You are not alone. There are lots of kids just like you. I'll bet there are some in your class at schoolkids you would never think of might have a parent who drinks like yours. Maybe you know some of them because you've seen what goes on in their house. In fact, from all the surveys done in the United States, we know that there are about eleven million children with alcoholic parents living in our country. You really aren't alone.

Fact #4

You CAN talk about the problem. Find someone you trust who will talk to you. It could be a teacher, a friend's parent, a big brother or sister, or someone else who will listen to you. At school it might be a counselor, nurse, teacher, or coach. These are the 'safe people' in your life.
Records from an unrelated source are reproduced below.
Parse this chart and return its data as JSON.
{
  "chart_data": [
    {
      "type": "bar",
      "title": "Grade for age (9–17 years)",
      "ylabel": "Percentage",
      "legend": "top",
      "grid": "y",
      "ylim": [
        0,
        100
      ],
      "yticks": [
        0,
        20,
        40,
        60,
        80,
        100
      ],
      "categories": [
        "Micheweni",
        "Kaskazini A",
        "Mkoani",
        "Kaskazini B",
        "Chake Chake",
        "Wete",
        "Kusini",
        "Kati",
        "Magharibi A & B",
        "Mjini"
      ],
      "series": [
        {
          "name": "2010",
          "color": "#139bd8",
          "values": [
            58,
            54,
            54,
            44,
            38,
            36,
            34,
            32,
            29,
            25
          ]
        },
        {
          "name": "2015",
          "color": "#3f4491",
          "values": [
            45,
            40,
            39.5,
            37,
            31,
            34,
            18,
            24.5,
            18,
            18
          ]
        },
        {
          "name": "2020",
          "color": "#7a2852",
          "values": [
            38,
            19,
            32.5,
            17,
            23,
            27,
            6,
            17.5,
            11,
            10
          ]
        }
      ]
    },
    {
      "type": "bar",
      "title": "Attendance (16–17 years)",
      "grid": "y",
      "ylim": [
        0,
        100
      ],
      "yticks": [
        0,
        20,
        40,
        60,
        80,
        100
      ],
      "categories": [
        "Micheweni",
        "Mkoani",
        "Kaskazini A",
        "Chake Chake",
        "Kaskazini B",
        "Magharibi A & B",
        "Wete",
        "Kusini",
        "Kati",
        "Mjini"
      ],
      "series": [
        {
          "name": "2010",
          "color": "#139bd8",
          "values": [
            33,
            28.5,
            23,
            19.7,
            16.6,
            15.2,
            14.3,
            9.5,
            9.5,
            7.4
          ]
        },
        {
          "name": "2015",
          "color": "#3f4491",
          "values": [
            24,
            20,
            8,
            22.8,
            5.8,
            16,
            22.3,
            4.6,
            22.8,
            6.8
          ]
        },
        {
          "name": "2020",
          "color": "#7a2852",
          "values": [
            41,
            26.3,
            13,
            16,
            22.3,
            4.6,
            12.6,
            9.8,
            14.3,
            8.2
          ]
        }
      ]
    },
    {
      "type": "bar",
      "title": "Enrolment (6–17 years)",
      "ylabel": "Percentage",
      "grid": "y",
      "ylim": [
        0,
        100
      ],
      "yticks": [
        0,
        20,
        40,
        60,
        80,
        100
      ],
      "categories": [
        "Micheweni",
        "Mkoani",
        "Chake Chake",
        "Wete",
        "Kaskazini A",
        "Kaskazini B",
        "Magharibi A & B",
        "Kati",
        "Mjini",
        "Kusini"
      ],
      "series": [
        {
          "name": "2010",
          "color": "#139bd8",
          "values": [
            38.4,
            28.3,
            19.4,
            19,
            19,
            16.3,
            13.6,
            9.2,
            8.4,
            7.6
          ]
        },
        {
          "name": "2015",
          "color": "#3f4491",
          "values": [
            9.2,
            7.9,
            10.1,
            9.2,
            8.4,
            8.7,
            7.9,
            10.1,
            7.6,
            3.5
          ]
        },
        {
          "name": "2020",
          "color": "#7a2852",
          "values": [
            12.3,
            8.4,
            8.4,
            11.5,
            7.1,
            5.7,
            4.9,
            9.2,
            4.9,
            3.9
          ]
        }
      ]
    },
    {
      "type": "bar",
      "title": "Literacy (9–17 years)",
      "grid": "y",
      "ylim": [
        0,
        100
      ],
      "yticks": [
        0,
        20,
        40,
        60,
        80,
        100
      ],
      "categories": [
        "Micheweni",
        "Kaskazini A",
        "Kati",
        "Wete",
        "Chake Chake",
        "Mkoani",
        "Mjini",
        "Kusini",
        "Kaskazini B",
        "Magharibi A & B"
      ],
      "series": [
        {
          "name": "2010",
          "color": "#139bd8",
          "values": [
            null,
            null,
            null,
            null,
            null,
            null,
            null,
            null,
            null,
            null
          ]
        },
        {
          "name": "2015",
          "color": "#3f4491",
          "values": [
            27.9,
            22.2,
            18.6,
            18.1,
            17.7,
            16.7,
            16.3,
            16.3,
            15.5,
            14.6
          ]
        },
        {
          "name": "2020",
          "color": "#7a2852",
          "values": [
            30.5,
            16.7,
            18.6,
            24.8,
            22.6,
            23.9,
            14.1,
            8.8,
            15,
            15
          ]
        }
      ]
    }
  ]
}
You can fill out the sheet we have here called "People Who Can Help Me". Just keep this list with you so that you can call someone if you feel like talking. We also have a list of phone numbers here that you can call if you need someone to talk to or for help of any kind. The phone numbers are on a card that you can keep in your bookbag or other safe place. These numbers are on the same page as your personal list "People Who Can Help Me." All of the numbers are free; just dial 1-800- and then the number. Also, there is a group for kids called "Alateen". This group has meetings, like a club, and the kids there share tips on how to make their lives easier. Some schools have Alateen meetings on the school grounds during the day or after school. Maybe your teacher could help you find one. Or, you could look for the phone number of Alateen in the phone book or call directory assistance and ask for the number. (Sometimes you need to call Al-Anon or Alcoholics Anonymous to find Alateen meetings in your area.) Maybe a grown up you can trust will help you get to a meeting if transportation is a problem for you.

Please don't forget these four facts. They come in handy when you least suspect it.